• 2004 : PAUL FOOT

     

    The following letter was sent to the London Review of Books in response to the obituary of Paul Foot by Mary-Kay Wilmers in the issue of 19 August 2004 – http://www.lrb.co.uk/v26/n16/mary-kay-wilmers/short-cuts  . This otherwise generous piece concluded with the sentence  “He even included a standard Socialist Worker harangue in every piece he sent us, for the sheer pleasure of watching us take it out.”  My letter was not published.

    The Editor,

    London Review of Books,

    Dear Editor,

    What a shame that Mary-Kay Wilmers had to spoil an affectionate and moving obituary to Paul Foot (LRB, 19 August) by a cheap sneer about Socialist Worker  in the final sentence!

    I knew Paul for over forty years, and worked closely with him on Labour Worker (predecessor of Socialist Worker) in the 1960s. Paul was one of the best young journalists of his generation, with many avenues open to him. Yet he chose to devote much time and effort to a scruffy paper that sold less than two thousand copies – entirely without financial reward.

    I don’t doubt the enthusiasm put into his LRB articles but I can say with certainty that if Paul had had to choose between writing for the  LRB or Socialist Worker he would not have hesitated one instant. The LRB has many talented contributors, and some who are very principled and courageous. But Socialist Worker brings together people who, however small their numbers and meagre their resources, are committed not just to criticising the world but to doing something about it.

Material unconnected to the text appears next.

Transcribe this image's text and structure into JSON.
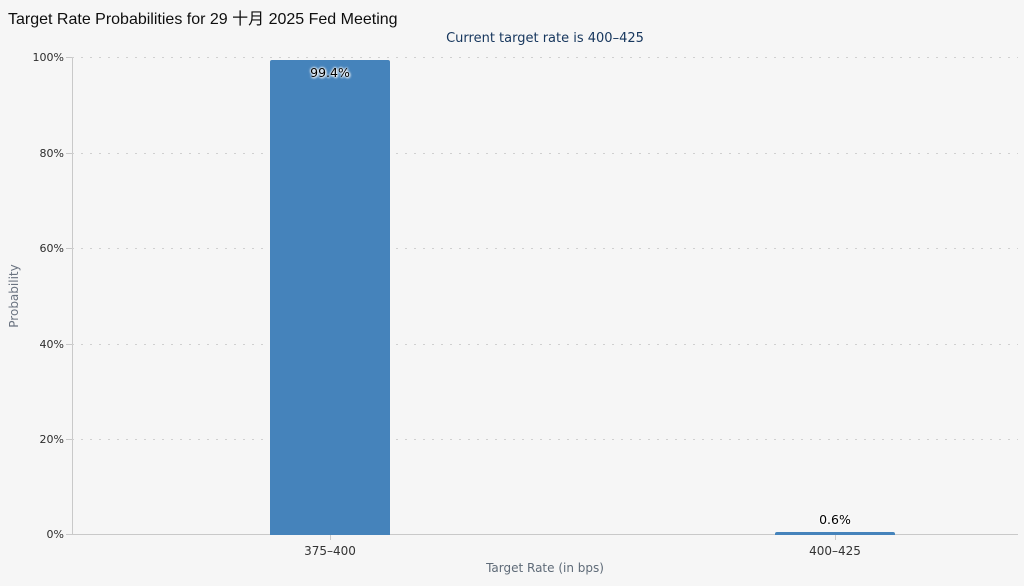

    Paul’s revolutionary socialist politics were not an optional extra to be excised by a supercilious editor. They were at the core of whatever he wrote. Paul loved books, loved all expressions of culture that showed what humanity at its best was capable of. But he would undoubtedly have agreed with William Morris when he wrote: ‘… popular art has no chance of a healthy life, or, indeed, of a life at all, till we are on the way to fill up this terrible gulf between riches and poverty. Doubtless many things will go to filling it up, and if art must be one of those things, let it go.’